Nesse mesmo ano Valter Rodrigues dirigiu a adaptação de "Z" de Vassili Vassilikis para o teatro feita por Dimitris Diritríades, num tempo em que a censura retinha o filme de Costa Gravas para o Brasil. O público, que na maior parte das vezes correspondeu ao trabalho dos amadores, achava que o trabalho amador feito em Santos era melhor que os espetáculos profissionais que aqui chegavam do eixo Rio-São Paulo.

Em 1977, com o movimento amador bastante esvaziado, Valter Rodrigues dirige Panorama Visto da Ponte, de Arthur Miller, com o Tevec, que encerra suas atividades. O movimento se esvazia e os grupos praticamente desaparecem, Neyde Veneziano cria a partir de trabalhos anteriores o grupo Gextus. Ao assumir a Secretaria Municipal de Cultura, em 1986, Tanah Correa inicia junto à Federação de Teatro Amador um trabalho que visava oferecer espaços para ensaios dos grupos espalhados. Embora o Gal e Teca realizassem espetáculos infantis anteriores a 1986, é somente em 1987 que acontece o Festa - Festival de Teatro Amador de Santos.

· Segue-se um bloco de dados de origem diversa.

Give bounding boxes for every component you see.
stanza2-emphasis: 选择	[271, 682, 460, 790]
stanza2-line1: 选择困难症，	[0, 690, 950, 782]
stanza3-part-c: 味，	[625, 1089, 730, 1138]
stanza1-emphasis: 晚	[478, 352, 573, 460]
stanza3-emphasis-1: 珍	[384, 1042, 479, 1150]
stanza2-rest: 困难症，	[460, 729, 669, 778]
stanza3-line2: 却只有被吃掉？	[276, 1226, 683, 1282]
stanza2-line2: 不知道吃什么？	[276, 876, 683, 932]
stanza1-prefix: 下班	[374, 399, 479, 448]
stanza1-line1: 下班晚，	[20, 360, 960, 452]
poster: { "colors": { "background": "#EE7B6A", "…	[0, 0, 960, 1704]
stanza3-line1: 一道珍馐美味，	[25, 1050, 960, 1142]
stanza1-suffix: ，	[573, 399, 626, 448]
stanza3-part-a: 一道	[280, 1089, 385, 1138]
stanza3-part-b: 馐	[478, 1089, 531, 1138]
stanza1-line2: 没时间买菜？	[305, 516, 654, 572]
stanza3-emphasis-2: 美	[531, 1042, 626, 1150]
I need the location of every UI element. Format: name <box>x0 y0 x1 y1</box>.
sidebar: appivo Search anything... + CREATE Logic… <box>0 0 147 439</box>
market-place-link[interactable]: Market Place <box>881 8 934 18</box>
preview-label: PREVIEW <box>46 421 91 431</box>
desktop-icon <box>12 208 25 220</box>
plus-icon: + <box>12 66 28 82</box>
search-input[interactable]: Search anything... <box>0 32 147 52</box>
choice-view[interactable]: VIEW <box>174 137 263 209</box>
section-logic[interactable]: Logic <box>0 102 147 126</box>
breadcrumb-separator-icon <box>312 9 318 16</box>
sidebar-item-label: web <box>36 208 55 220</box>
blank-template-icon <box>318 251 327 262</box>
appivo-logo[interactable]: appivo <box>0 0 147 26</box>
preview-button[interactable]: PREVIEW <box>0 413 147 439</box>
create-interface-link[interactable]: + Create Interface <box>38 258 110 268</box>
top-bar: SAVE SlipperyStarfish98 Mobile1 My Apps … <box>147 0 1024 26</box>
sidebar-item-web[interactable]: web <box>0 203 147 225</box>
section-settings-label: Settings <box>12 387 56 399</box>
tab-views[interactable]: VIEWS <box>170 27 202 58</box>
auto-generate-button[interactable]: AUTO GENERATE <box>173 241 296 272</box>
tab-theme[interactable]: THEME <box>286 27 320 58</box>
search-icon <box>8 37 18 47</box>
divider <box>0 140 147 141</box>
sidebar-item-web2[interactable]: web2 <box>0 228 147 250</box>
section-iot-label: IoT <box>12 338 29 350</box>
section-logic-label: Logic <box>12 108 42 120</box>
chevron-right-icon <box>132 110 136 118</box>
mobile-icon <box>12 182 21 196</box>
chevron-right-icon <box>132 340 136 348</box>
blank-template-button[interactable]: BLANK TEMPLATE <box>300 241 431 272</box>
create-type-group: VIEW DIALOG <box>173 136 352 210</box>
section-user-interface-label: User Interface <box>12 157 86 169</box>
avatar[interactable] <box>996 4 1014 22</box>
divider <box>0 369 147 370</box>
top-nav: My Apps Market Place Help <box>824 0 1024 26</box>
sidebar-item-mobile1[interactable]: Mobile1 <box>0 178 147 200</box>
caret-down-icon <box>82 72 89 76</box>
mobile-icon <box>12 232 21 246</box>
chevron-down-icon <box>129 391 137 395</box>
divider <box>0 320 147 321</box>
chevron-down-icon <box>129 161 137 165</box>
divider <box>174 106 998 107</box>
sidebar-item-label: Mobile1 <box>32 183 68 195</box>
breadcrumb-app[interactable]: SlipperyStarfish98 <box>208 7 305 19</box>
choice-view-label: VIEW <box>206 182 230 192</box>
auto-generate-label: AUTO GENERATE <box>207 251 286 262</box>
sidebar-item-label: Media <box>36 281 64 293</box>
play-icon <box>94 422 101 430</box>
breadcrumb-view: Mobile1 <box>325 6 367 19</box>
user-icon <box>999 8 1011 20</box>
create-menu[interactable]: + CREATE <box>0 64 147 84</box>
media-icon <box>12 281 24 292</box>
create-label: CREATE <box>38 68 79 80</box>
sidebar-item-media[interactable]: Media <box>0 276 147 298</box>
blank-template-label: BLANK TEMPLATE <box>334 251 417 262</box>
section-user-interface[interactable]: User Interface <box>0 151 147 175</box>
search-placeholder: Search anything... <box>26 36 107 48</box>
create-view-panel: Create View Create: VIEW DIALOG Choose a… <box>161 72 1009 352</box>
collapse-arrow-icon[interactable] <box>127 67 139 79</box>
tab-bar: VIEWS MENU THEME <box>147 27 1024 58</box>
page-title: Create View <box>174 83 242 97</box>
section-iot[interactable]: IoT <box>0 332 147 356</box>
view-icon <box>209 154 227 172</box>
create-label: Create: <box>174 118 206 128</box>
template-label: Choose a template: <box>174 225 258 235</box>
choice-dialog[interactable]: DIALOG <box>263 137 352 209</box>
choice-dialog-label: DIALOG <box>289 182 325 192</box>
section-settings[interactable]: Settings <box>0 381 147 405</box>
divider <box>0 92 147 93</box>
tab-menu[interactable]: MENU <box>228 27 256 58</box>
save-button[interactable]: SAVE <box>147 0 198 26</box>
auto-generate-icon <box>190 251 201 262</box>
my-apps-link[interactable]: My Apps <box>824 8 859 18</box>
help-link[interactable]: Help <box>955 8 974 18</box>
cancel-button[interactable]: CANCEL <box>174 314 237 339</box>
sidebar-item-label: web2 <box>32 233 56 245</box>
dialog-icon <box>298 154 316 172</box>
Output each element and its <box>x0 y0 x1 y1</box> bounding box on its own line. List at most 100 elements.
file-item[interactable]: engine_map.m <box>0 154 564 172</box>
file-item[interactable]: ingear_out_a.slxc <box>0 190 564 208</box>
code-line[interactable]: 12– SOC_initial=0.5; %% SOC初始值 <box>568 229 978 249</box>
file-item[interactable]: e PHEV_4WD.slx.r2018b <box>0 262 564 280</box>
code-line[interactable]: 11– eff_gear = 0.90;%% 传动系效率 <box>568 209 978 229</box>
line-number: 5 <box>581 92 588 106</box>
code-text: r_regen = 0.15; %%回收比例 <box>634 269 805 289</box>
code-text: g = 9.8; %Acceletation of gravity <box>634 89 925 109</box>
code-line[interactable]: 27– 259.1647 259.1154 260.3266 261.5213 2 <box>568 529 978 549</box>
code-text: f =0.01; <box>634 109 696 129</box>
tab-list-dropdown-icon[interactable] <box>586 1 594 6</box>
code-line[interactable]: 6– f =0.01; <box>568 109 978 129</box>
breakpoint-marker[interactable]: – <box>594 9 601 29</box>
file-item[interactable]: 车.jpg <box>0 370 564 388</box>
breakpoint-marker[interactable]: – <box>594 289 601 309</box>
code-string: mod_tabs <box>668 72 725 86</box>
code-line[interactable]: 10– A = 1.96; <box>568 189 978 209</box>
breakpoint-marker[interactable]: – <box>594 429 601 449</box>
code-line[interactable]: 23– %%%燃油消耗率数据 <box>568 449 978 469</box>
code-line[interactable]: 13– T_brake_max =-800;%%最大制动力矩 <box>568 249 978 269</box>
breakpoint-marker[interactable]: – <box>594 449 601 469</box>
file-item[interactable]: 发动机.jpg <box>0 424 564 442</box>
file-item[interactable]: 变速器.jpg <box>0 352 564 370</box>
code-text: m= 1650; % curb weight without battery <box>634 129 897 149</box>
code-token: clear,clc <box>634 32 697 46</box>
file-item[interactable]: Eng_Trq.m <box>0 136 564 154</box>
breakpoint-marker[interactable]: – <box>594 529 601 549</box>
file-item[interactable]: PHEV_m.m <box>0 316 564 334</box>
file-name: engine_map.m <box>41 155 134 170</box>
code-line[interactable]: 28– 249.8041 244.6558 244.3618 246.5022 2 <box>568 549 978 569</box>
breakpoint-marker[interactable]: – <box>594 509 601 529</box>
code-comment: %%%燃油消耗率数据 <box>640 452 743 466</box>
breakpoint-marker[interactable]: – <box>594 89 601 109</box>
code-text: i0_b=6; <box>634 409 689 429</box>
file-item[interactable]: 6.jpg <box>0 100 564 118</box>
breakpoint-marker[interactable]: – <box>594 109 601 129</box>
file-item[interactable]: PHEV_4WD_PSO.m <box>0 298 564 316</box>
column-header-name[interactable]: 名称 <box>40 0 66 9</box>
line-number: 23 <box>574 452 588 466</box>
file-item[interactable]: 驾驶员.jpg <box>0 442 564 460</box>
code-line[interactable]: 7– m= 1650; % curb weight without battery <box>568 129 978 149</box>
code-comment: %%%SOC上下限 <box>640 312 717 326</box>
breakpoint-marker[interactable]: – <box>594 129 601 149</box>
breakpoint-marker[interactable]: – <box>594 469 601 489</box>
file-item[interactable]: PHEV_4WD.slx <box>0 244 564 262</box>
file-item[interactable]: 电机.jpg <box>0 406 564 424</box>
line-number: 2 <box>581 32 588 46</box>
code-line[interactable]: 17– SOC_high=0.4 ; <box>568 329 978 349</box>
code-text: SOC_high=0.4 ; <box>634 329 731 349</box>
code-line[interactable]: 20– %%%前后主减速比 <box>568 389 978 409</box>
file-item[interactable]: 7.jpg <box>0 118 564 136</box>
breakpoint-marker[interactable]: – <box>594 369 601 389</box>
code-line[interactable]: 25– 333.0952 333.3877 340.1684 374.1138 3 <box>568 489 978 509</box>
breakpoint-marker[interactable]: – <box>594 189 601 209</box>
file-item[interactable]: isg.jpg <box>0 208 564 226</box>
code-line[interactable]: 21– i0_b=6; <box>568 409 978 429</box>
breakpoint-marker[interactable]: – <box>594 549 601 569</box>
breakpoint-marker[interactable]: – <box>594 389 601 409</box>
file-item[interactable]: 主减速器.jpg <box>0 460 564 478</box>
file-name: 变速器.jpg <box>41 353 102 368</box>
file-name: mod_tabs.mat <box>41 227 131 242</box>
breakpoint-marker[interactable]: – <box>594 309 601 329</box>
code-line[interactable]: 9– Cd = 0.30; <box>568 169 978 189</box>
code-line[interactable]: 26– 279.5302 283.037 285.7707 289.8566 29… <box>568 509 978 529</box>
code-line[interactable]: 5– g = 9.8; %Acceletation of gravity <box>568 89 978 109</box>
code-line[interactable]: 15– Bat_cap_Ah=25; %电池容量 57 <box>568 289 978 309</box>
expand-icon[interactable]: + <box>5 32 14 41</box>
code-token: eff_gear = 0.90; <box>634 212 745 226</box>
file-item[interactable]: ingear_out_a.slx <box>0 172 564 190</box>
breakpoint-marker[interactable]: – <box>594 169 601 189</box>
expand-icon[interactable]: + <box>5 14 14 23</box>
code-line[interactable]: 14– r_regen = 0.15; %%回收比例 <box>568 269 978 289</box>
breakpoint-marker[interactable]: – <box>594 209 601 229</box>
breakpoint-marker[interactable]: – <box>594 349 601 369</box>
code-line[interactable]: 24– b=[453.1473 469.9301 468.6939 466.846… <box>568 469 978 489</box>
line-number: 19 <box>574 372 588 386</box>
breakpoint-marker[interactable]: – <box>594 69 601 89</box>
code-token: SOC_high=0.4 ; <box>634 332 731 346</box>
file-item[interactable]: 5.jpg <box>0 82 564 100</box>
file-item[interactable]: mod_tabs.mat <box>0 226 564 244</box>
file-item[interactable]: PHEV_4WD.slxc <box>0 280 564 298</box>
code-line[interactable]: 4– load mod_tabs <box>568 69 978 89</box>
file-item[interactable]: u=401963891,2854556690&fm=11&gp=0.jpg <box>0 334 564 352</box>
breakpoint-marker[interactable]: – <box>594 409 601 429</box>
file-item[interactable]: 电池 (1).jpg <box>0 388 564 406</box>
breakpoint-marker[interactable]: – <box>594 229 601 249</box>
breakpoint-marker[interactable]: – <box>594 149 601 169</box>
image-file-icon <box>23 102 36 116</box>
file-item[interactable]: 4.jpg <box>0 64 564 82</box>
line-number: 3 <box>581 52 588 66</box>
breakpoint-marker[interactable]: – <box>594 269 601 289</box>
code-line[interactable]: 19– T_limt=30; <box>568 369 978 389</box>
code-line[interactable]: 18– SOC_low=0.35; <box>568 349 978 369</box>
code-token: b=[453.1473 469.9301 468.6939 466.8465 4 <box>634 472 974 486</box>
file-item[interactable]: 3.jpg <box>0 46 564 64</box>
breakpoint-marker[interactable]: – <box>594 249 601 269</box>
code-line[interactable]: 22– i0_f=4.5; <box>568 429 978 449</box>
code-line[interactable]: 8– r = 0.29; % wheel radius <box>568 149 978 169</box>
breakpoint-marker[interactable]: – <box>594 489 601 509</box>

De 1987 a 19894, acompanhando os festivais como espectadora, percebo uma mudança de mentalidade e formação dos grupos existentes. Espetáculos que me emocionaram, quer seja quanto ao conteúdo, forma de linguagem: A Lenda do Guará Encantado, Revista do Henfil, A Relativa Revista, Capitães de Areia, Bailei na Curva, Absurda Noite dos Absurdos e o Projeto Carlitos, o espetáculo Terra, no teatro universitário. Cenas para uma Proposta por universitários do Carmus sob a direção de Roberto Peres, Antígona de Sófocles direção de Tanah Correa, destaque para o trabalho de Iracema de Paulo Ribeiro no último festival com a Árvore que Andava de Oscar Von Pfuhl e Jogo do Jogo direção de Filomena Porto.

Gilson de Melo Barros, André Leachen, Dagoberto Feliz, Miriam Vieira, Célia Abadia, Eliel Ferreira, Bartô, Toninho Dantas e os profissionais do teatro de hoje como Giácomo Pinotti, Nivia Diegues, Amauri Alves, Charles Miller, Marco Antonio Rodrigues, Orteyde Faia, Sérgio Guerreiro e Roberto Marchesi, estão em cena provando que a cidade de Santos tem contribuído para a cultura nacional, revelando através do movimento amador grandes artistas de hoje quanto os de décadas passadas.

Os amadores de teatro contemporâneo buscam espaços alternativos. Alguns trabalham fundamentados na pesquisa, outros ousam experimentar idéias e efeitos, aprendendo com os erros e procurando um crescimento e conteúdo em suas propostas. Eles continuam fazendo a festa.

É uma geração que reflete as marcas da transformação ocorrida na sociedade.

(Pesquisa de Vanessa Campos).

A primeira peça que eu assisti foi Romeu e Julieta, de Shakespeare, no Morro de São Bento, com o Circo Teatro Bibi. Eu tinha dez anos. O circo vinha uma vez por ano, nas férias, e para o pessoal pobre era a única diversão e o único contato com o teatro.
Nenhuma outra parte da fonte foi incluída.